Fenarelli moved to a screen on the wall and signalled to one of the detectives. ‘The kidnap victim was taken here.’ He pointed to a spot on a large-scale map where Anastasia’s car had been stopped. ‘The bodies were found here and here. We believe that Mrs Hisami was then taken towards the east, because there are the signs of a car turning at this point – here. But the more important clue found at the crime scene was a hundred metres to the east. Several cigarette butts – and we’ve matched the DNA on them to Scorza and Bucco. The men were obviously waiting there a long while before the interception took place.’
He turned to his audience. ‘This is significant because it establishes, without doubt, that the operation was carried out by the Camorra, not the ‘Ndrangheta, the pre-eminent organised crime group in Calabria.’
‘Why do you say it’s significant?’ asked one of the men from the US Embassy.
‘Because it’s unusual for the Camorra to operate so deep in ‘Ndrangheta territory, and for them to carry out a kidnapping in this area is unheard of. ’Ndrangheta – yes! They have many places to hide the victim, in caves and forests all over the region, but the Camorra have no facilities like this. They would have to move the victim a long way to a place they could be sure would not be discovered.

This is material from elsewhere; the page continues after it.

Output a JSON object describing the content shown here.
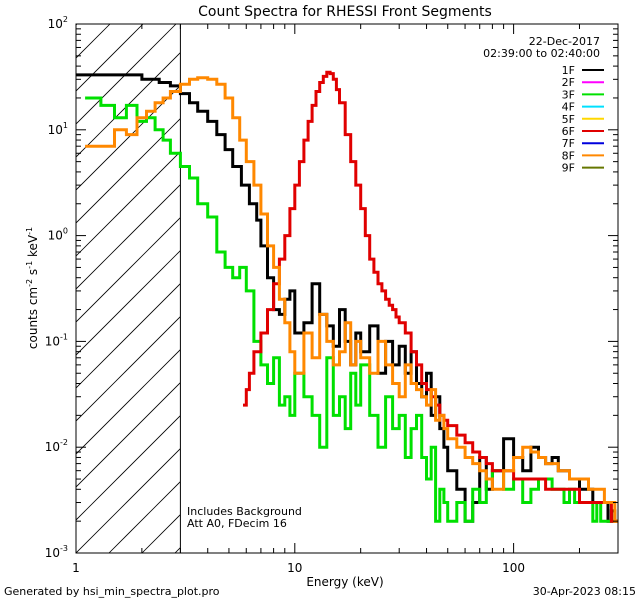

‘So, this suggests many questions to us. One, why were the Camorra prepared to risk offending their enemies in Calabria? Is it because Mr Hisami is very, very rich and they expect to win a large ransom for his wife? Two, why were the Camorra operating in Sicilia? We know that Bucco and Scorza were in Sicilia for one week before the kidnapping and that they were using this time to find the two immigrants that Mrs Hisami recognised on the road. There was a lot of intelligence needed for this and …’ He held up his index finger. ‘They had up-to-date information about Mrs Hisami’s movements. That takes much organisation. Just these two men, operating
outside their familiar territory of Napoli, could not have done this on their own. So, we conclude that the Cosa Nostra of Sicilia helped them. That interests us because that kind of cooperation can only be arranged at the highest level. And then we ask ourselves other questions. What is the purpose of this collaboration? Is it money? Why was she not taken in Sicilia? Why did they wait until she was on the road in Calabria, a journey which she only decided to make ten hours before leaving?’ He shook his head. ‘You see, this is not a regular case.’
‘Any news about the car, Colonel?’ asked Zillah, without looking up from her tablet.
‘We have put in place national alerts for the men and the car, as you know, but there is nothing. We know that Scorza and Bucco did not return to their families. Our sources in Napoli say that Scorza’s wife was expecting him home to take his vows as a godparent for her sister’s child. Her sister is married to a Camorra boss, so that interests us. Why has Scorza not come back? We would expect these two men to deliver the victim to other members of the gang and return home.’
‘Can you say more about the search operation you have put in place?’ she asked.
‘We’ve covered the whole area near this place – le grotte e refuge di montagna …’
‘Caves and mountain shelters?’ offered Zillah.
‘Sí, the caves and mountain shelters, and also abandoned buildings. We have interviewed the people who live within five kilometres of the point of the interception and we are sure she is not being held anywhere near this place.’
Samson cleared his throat. ‘Feelings against illegal African immigrants are running high in your country. Is it possible a right-wing group kidnapped Mrs Hisami? Have you investigated extremist groups?’